Washington Attorney General Karl Racine has filed a lawsuit against Mark Zuckerberg, seeking to hold the CEO of parent company Facebook accountable for violations of consumer protection law in connection with the Cambridge Analytica case.
This is the Attorney General’s second attempt to include the social network’s co-founder in the prosecution related to this case.
In March, a judge in the Federal District of Columbia, jurisdiction of the U.S. capital Washington, refused to add Zuckerberg as a co-defendant in the proceedings initiated in 2018 and targeting Facebook.
Karl Racine sued the co-founder of Facebook this time on a personal basis for his role in the events.
Mark Zuckerberg is more responsible for the perspective of its platform requirements […] to expose consumers ’personal dataargues the prosecutor in a document filed Monday in the Superior Court of the District of Columbia.
Cambridge Analytica has been accused of collecting and exploiting, without their consent, the personal data of 87 million Facebook users, to which the platform has given it access.
This information would have been used to develop software used to guide the vote of American voters in favor of Donald Trump in the 2016 presidential campaign.

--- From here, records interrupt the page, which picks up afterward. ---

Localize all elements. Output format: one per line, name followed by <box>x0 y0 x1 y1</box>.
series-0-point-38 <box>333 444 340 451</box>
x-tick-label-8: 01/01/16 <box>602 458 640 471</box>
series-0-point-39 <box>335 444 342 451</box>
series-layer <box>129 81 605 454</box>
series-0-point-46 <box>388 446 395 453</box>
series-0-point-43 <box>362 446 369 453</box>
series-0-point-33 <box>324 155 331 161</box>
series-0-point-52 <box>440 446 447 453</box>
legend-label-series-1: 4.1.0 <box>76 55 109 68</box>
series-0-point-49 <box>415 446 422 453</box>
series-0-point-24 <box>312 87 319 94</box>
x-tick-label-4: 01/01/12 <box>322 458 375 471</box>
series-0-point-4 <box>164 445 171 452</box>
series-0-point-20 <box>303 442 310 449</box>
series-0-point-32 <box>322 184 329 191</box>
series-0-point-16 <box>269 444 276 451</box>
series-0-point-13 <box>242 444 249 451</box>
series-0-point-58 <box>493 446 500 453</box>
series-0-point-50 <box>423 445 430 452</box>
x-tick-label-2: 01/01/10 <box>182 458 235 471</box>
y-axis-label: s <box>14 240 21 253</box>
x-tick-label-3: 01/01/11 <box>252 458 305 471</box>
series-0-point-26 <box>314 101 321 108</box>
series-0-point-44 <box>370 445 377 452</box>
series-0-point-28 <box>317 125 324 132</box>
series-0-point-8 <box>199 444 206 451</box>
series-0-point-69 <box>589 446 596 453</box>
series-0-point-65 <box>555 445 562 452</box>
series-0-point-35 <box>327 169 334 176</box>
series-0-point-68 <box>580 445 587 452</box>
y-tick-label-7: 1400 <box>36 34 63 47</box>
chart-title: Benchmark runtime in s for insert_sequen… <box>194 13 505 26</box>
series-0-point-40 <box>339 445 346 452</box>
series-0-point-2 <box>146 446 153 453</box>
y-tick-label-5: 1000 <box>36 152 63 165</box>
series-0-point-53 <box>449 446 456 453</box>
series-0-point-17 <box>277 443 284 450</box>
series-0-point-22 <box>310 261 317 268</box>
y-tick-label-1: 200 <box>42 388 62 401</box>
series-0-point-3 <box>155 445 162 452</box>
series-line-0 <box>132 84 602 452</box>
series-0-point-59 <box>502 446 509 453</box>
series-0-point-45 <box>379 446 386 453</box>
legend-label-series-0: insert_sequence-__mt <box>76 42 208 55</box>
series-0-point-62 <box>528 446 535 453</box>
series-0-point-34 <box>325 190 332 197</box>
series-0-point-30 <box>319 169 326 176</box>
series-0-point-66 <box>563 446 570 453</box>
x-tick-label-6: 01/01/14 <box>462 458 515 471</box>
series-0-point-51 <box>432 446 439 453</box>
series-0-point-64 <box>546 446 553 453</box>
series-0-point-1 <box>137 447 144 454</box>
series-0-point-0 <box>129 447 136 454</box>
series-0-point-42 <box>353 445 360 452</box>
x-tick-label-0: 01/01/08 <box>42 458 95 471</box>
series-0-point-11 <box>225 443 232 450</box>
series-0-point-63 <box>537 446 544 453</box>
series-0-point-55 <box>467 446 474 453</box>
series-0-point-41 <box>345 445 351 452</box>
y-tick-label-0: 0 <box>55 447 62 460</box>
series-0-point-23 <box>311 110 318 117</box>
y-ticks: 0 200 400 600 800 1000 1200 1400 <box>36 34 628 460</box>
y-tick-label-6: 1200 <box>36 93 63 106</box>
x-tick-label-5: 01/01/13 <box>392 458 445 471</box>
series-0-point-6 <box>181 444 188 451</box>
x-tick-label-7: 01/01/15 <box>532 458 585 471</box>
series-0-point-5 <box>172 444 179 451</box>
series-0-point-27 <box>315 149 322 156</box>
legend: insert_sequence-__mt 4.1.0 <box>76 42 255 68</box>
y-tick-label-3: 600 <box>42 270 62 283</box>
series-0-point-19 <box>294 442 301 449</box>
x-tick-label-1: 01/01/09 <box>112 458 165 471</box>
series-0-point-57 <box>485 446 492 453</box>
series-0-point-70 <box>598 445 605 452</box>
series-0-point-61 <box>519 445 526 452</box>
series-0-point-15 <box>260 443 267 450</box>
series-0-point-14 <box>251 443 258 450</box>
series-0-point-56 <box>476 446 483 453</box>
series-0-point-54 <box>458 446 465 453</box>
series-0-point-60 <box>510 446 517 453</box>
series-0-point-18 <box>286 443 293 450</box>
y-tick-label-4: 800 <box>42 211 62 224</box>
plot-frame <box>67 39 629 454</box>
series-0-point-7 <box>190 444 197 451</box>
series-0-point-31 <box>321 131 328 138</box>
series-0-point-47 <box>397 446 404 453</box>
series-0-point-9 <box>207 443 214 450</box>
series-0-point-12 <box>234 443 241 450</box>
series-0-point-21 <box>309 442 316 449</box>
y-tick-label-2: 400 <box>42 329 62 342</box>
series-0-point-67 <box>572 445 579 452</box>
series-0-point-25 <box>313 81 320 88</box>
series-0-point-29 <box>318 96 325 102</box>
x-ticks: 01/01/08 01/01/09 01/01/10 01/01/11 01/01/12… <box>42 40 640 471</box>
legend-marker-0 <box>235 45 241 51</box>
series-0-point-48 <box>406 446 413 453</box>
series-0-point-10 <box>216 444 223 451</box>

According to the office of Karl Racine, the CEO of Facebook knows the compromise involved in dealing with the personal data of Facebook users to increase company revenue.
” [Mark Zuckerberg] is directly responsible for Facebook’s poor enforcement of its policies. “
As CEO, Mark Zuckerberg has the authority to control fraudulent activities and misrepresentations of its operation to consumers, according to the prosecution.
In July 2019, federal authorities fined Facebook $ 5 billion for cheated its users in their ability to control the confidentiality of their personal information. The company authorities imposed the establishment of an independent privacy protection committee.
Contacted by AFP, Facebook’s parent company Meta declined to comment.
Since the Cambridge Analytica scandal broke, Facebook has removed access to its data from thousands of apps allegedly abusing it, restricting the amount of information available to developers in general and making it easier for users to calibrate restrictions on sharing personal data.